We'll also be analysing and discussing the Mobile Internet Ecosystem, and Mobile Apps 2.0, in more depth at our upcoming Executive Brainstorms (Palo Alto - April 5-7, and London - May 11-13 2011).

 
ballmer.pngSteve Ballmer. Microsoft CEO "Warming up the shoulders" (Image Source: GSMA)

Return of the 'Old Champ'?


From the start of his keynote address, Steve Ballmer prowled the Congress stage like a boxer, barking out his lines and making extraordinary gestures. His characteristic body-language always makes it look as if some poor souls in the Microsoft PR department have tried to teach the ex-Harvard football coach the new-fangled ways of modern media communications, but unfortunately the end result sometimes resembles a rather comic and aggressive interpretive dance routine. Indeed, this peculiar vision ultimately created the impression of an epic American fable being acted out in front of the audience's eyes - that of the former great attempting a last shot at glory, aided by his trusty sparring partner - Nokia's CEO Stephen Elop.

ballmer1.png

Elop and Ballmer at the Weigh-In (Image Source: Dagensit.no)
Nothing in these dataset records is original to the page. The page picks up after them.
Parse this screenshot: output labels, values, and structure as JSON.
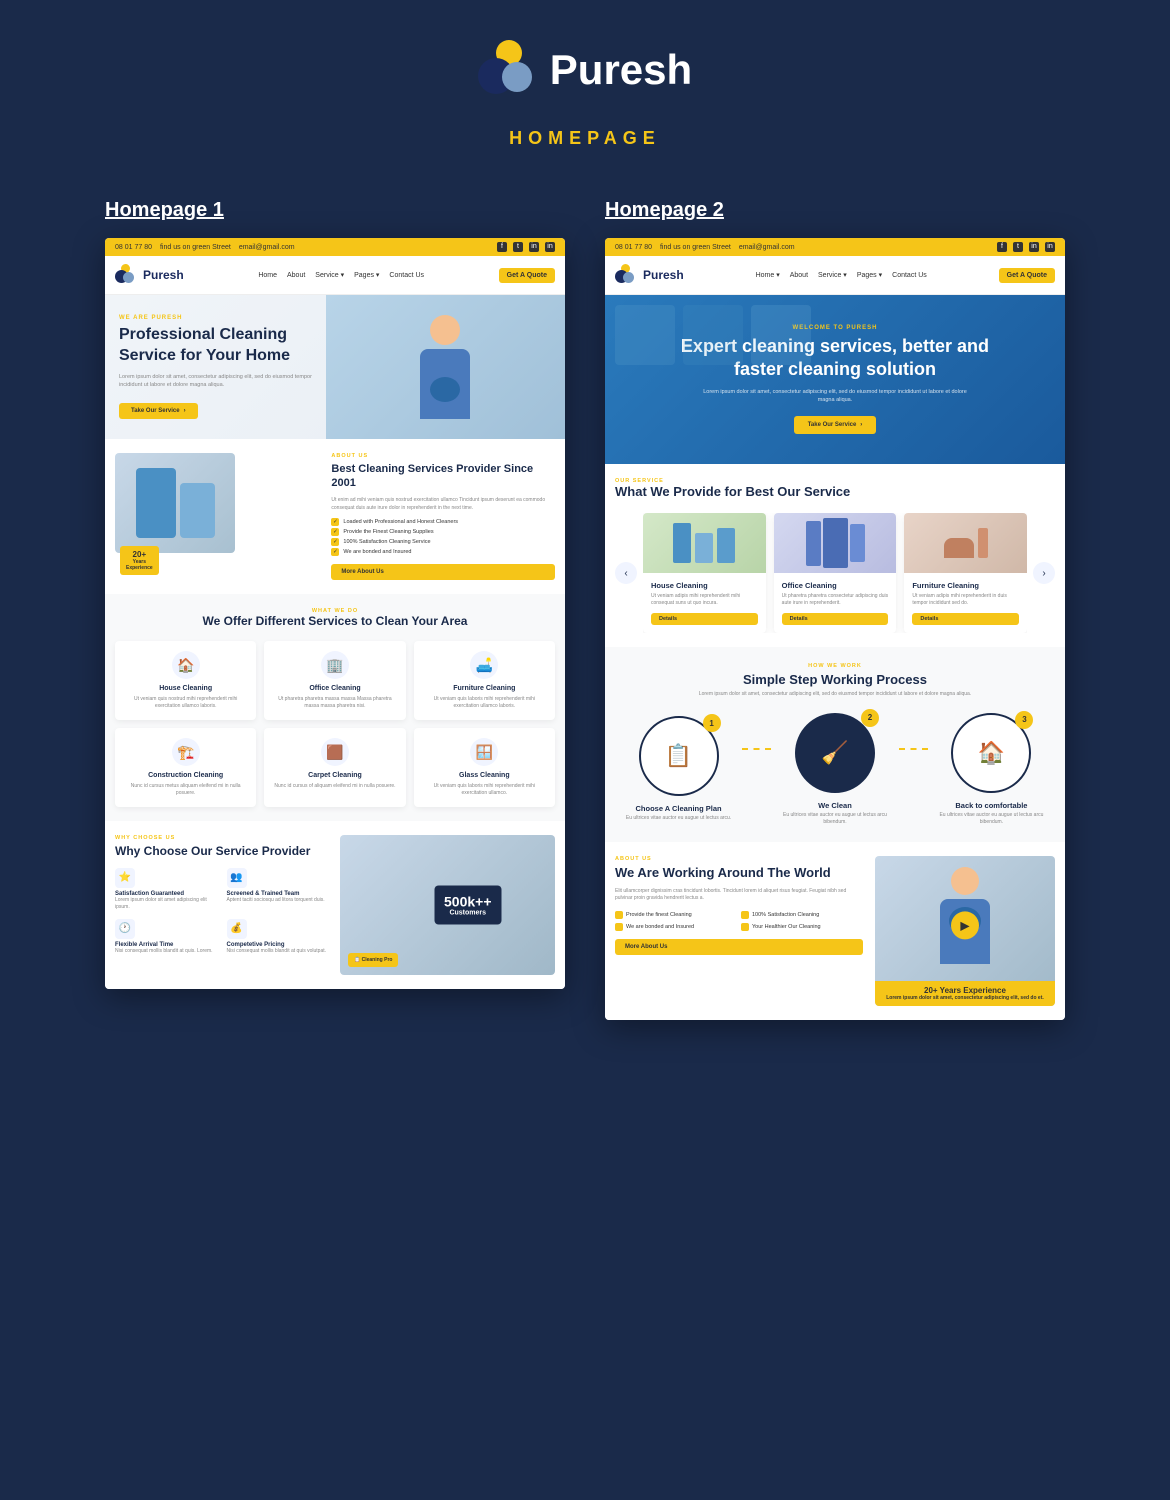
{
  "header": {
    "logo_text": "Puresh",
    "section_label": "HOMEPAGE"
  },
  "homepage1": {
    "title": "Homepage 1",
    "topbar": {
      "phone": "08 01 77 80",
      "location": "find us on green Street",
      "email": "email@gmail.com",
      "socials": [
        "f",
        "t",
        "in",
        "in"
      ]
    },
    "nav": {
      "logo_text": "Puresh",
      "links": [
        "Home",
        "About",
        "Service",
        "Pages",
        "Contact Us"
      ],
      "cta": "Get A Quote"
    },
    "hero": {
      "subtitle": "WE ARE PURESH",
      "title": "Professional Cleaning Service for Your Home",
      "description": "Lorem ipsum dolor sit amet, consectetur adipiscing elit, sed do eiusmod tempor incididunt ut labore et dolore magna aliqua.",
      "cta": "Take Our Service"
    },
    "about": {
      "label": "ABOUT US",
      "title": "Best Cleaning Services Provider Since 2001",
      "description": "Ut enim ad mihi veniam quis nostrud exercitation ullamco Tincidunt ipsum deserunt ea commodo consequat duis aute irure dolor in reprehenderit in the next time.",
      "checks": [
        "Loaded with Professional and Honest Cleaners",
        "Provide the Finest Cleaning Supplies",
        "100% Satisfaction Cleaning Service",
        "We are bonded and Insured"
      ],
      "badge": "20+ Years Experience",
      "cta": "More About Us"
    },
    "services": {
      "label": "WHAT WE DO",
      "title": "We Offer Different Services to Clean Your Area",
      "items": [
        {
          "name": "House Cleaning",
          "icon": "🏠",
          "desc": "Ut veniam quis nostrud mihi reprehenderit mihi exercitation ullamco laboris."
        },
        {
          "name": "Office Cleaning",
          "icon": "🏢",
          "desc": "Ut pharetra pharetra massa massa Massa pharetra massa massa pharetra nisi."
        },
        {
          "name": "Furniture Cleaning",
          "icon": "🛋️",
          "desc": "Ut veniam quis laboris mihi reprehenderit mihi exercitation ullamco laboris."
        },
        {
          "name": "Construction Cleaning",
          "icon": "🏗️",
          "desc": "Nunc id cursus metus aliquam eleifend mi in nulla posuere."
        },
        {
          "name": "Carpet Cleaning",
          "icon": "🟫",
          "desc": "Nunc id cursus of aliquam eleifend mi in nulla posuere."
        },
        {
          "name": "Glass Cleaning",
          "icon": "🪟",
          "desc": "Ut veniam quis laboris mihi reprehenderit mihi exercitation ullamco."
        }
      ]
    },
    "why": {
      "label": "WHY CHOOSE US",
      "title": "Why Choose Our Service Provider",
      "features": [
        {
          "name": "Satisfaction Guaranteed",
          "icon": "⭐",
          "desc": "Lorem ipsum dolor sit amet adipiscing elit ipsum."
        },
        {
          "name": "Screened & Trained Team",
          "icon": "👥",
          "desc": "Aptent taciti sociosqu ad litora torquent duis."
        },
        {
          "name": "Flexible Arrival Time",
          "icon": "🕐",
          "desc": "Nisi consequat mollis blandit at quis. Lorem."
        },
        {
          "name": "Competetive Pricing",
          "icon": "💰",
          "desc": "Nisi consequat mollis blandit at quis volutpat."
        }
      ],
      "customers_badge": "500k++ Customers"
    }
  },
  "homepage2": {
    "title": "Homepage 2",
    "topbar": {
      "phone": "08 01 77 80",
      "location": "find us on green Street",
      "email": "email@gmail.com"
    },
    "nav": {
      "logo_text": "Puresh",
      "links": [
        "Home",
        "About",
        "Service",
        "Pages",
        "Contact Us"
      ],
      "cta": "Get A Quote"
    },
    "hero": {
      "subtitle": "WELCOME TO PURESH",
      "title": "Expert cleaning services, better and faster cleaning solution",
      "description": "Lorem ipsum dolor sit amet, consectetur adipiscing elit, sed do eiusmod tempor incididunt ut labore et dolore magna aliqua.",
      "cta": "Take Our Service"
    },
    "services": {
      "label": "OUR SERVICE",
      "title": "What We Provide for Best Our Service",
      "items": [
        {
          "name": "House Cleaning",
          "icon": "🏠",
          "desc": "Ut veniam adipis mihi reprehenderit mihi consequat suns ut quo incura."
        },
        {
          "name": "Office Cleaning",
          "icon": "🏢",
          "desc": "Ut pharetra pharetra consectetur adipiscing duis aute irure in reprehenderit."
        },
        {
          "name": "Furniture Cleaning",
          "icon": "🛋️",
          "desc": "Ut veniam adipis mihi reprehenderit in duis tempor incididunt sed do."
        }
      ],
      "btn": "Details"
    },
    "process": {
      "label": "HOW WE WORK",
      "title": "Simple Step Working Process",
      "description": "Lorem ipsum dolor sit amet, consectetur adipiscing elit, sed do eiusmod tempor incididunt ut labore et dolore magna aliqua.",
      "steps": [
        {
          "number": "1",
          "title": "Choose A Cleaning Plan",
          "desc": "Eu ultrices vitae auctor eu augue ut lectus arcu."
        },
        {
          "number": "2",
          "title": "We Clean",
          "desc": "Eu ultrices vitae auctor eu augue ut lectus arcu bibendum."
        },
        {
          "number": "3",
          "title": "Back to comfortable",
          "desc": "Eu ultrices vitae auctor eu augue ut lectus arcu bibendum."
        }
      ]
    },
    "about": {
      "label": "ABOUT US",
      "title": "We Are Working Around The World",
      "description": "Elit ullamcorper dignissim cras tincidunt lobortis. Tincidunt lorem id aliquet risus feugiat. Feugiat nibh sed pulvinar proin gravida hendrerit lectus a.",
      "checks": [
        "Provide the finest Cleaning",
        "100% Satisfaction Cleaning",
        "We are bonded and Insured",
        "Your Healthier Our Cleaning"
      ],
      "cta": "More About Us",
      "badge": "20+ Years Experience"
    }
  }
}
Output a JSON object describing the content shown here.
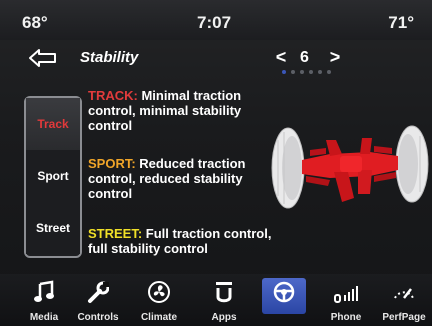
{
  "status": {
    "temp_left": "68°",
    "time": "7:07",
    "temp_right": "71°"
  },
  "header": {
    "title": "Stability",
    "page_number": "6",
    "page_dot_count": 6,
    "active_page_dot": 0
  },
  "modes": [
    {
      "label": "Track",
      "selected": true
    },
    {
      "label": "Sport",
      "selected": false
    },
    {
      "label": "Street",
      "selected": false
    }
  ],
  "descriptions": {
    "track": {
      "label": "TRACK:",
      "text": " Minimal traction control, minimal stability control"
    },
    "sport": {
      "label": "SPORT:",
      "text": " Reduced traction control, reduced stability control"
    },
    "street": {
      "label": "STREET:",
      "text": " Full traction control, full stability control"
    }
  },
  "nav": [
    {
      "label": "Media",
      "icon": "music-note-icon"
    },
    {
      "label": "Controls",
      "icon": "wrench-icon"
    },
    {
      "label": "Climate",
      "icon": "climate-fan-icon"
    },
    {
      "label": "Apps",
      "icon": "apps-icon"
    },
    {
      "label": "",
      "icon": "steering-wheel-icon",
      "active": true
    },
    {
      "label": "Phone",
      "icon": "phone-signal-icon"
    },
    {
      "label": "PerfPage",
      "icon": "performance-icon"
    }
  ],
  "colors": {
    "track": "#e23b3c",
    "sport": "#f0a529",
    "street": "#f0e028",
    "active_nav": "#3a56b8"
  }
}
An important dramatic ingredient in the appeal of the fighter's fable is that the audience should not know at the outset whether the quest for glory will succeed. Will the hero fail in a plucky yet desperate bid? The Microsoft/Nokia alliance certainly holds this appeal. Many we spoke to said that the best they can hope for is to stave off inevitable decline for a couple more years.
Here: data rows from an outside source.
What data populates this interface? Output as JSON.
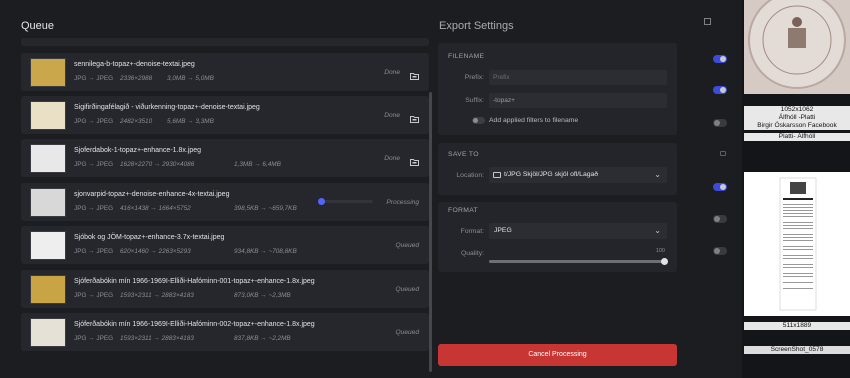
{
  "queue": {
    "title": "Queue",
    "items": [
      {
        "name": "sennilega-b-topaz+-denoise-textai.jpeg",
        "formats": "JPG → JPEG",
        "dims": "2336×2988",
        "sizes": "3,0MB → 5,0MB",
        "status": "Done",
        "thumb_color": "#c9a74a"
      },
      {
        "name": "Sigifirðingafélagið - viðurkenning-topaz+-denoise-textai.jpeg",
        "formats": "JPG → JPEG",
        "dims": "2482×3510",
        "sizes": "5,6MB → 3,3MB",
        "status": "Done",
        "thumb_color": "#e9e0c6"
      },
      {
        "name": "Sjoferdabok-1-topaz+-enhance-1.8x.jpeg",
        "formats": "JPG → JPEG",
        "dims": "1628×2270 → 2930×4086",
        "sizes": "1,3MB → 6,4MB",
        "status": "Done",
        "thumb_color": "#e8e8e8"
      },
      {
        "name": "sjonvarpid-topaz+-denoise-enhance-4x-textai.jpeg",
        "formats": "JPG → JPEG",
        "dims": "416×1438 → 1664×5752",
        "sizes": "398,5KB → ~659,7KB",
        "status": "Processing",
        "progress": 0.04,
        "thumb_color": "#d8d8d8"
      },
      {
        "name": "Sjóbok og JÖM-topaz+-enhance-3.7x-textai.jpeg",
        "formats": "JPG → JPEG",
        "dims": "620×1460 → 2263×5293",
        "sizes": "934,8KB → ~708,8KB",
        "status": "Queued",
        "thumb_color": "#eeeeee"
      },
      {
        "name": "Sjóferðabókin mín 1966-1969I-Elliði-Hafóminn-001-topaz+-enhance-1.8x.jpeg",
        "formats": "JPG → JPEG",
        "dims": "1593×2311 → 2883×4183",
        "sizes": "873,0KB → ~2,3MB",
        "status": "Queued",
        "thumb_color": "#c8a444"
      },
      {
        "name": "Sjóferðabókin mín 1966-1969I-Elliði-Hafóminn-002-topaz+-enhance-1.8x.jpeg",
        "formats": "JPG → JPEG",
        "dims": "1593×2311 → 2883×4183",
        "sizes": "837,8KB → ~2,2MB",
        "status": "Queued",
        "thumb_color": "#e6e1d6"
      }
    ]
  },
  "export": {
    "title": "Export Settings",
    "filename": {
      "header": "FILENAME",
      "prefix_label": "Prefix:",
      "prefix_placeholder": "Prefix",
      "suffix_label": "Suffix:",
      "suffix_value": "-topaz+",
      "add_filters_label": "Add applied filters to filename",
      "add_filters_on": false
    },
    "save_to": {
      "header": "SAVE TO",
      "location_label": "Location:",
      "location_value": "t/JPG Skjöl/JPG skjöl ofl/Lagað"
    },
    "format": {
      "header": "FORMAT",
      "format_label": "Format:",
      "format_value": "JPEG",
      "quality_label": "Quality:",
      "quality_value": "100"
    },
    "cancel_label": "Cancel Processing"
  },
  "right_panel": {
    "card1_caption": [
      "1052x1062",
      "Álfhóll -Platti",
      "Birgir Óskarsson Facebook",
      "Platti- Álfhóll"
    ],
    "card2_caption": [
      "511x1889"
    ],
    "card2_name": "ScreenShot_0578",
    "toggles": [
      true,
      true,
      false,
      true,
      false,
      false
    ]
  },
  "colors": {
    "accent": "#4a5aef",
    "cancel": "#c83634",
    "background": "#1c1d21"
  }
}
But is this right? It can be all too easy for industry watchers to take a cynical line. What, after all, has the critical writer / analyst to lose? In the event that your critique was wrong, no one will remember in two years time and you can join in the cheering.

To us at Telco 2.0, the outcome is far from a certainty, and looking past Ballmer's fighting body language and occasional carpet salesman's manner, we see some strong positives in Microsoft's strategy - but also some currently unanswered risks. But on balance, and despite the tsunami of negative media / blogosphere reaction (and indeed, our own sadness at the devastating blow delivered to the European software industry), we are cautiously positive about the recent Microsoft/Nokia announcement - at least in the longer term.

Convincing Blows

 ballmer2.png 'Who's the Daddy?' (Image Source: CBC.CA)

Improving software / hardware integration is a never ending arms-race in development, and in this area Microsoft has great strength. The on-stage demonstration of the hugely accelerated smartphone experience using prototype Microsoft software was convincing, and the argument that they are increasingly developing their mobile and pc software platforms to enable easier cross-over of applications also made sense - though of course the proof will be in the delivery.

There is also little doubt that the market, and particularly telecoms operators, want to see strong third and fourth smartphone ecosystems to allow better balance against the power of Apple, and the fear of Google changing tack on Android and releasing less of the value it currently shares. Indeed, Ballmer went to some lengths to say that Microsoft wants to share some of the 'value on the table' with operators, and his talk was heavy with references to partnership opportunities. But can they be trusted? Microsoft has not always been overfriendly to operators in the past, and their monopolist's reputation and Ballmer's high testosterone personality may make it a little more intuitively difficult to imagine wanting to work with them, or to believe that they won't at some point revert to their previous predatory behaviours.

Moreover, and as Andrew Orlowski beautifully captures in his recent post Nokia's 15-year tango to avoid Microsoft, Microsoft are not always great at sharing the bounty with the developer communities in the ways that are needed to create the vibrant 'ecosystem' needed for smartphone success.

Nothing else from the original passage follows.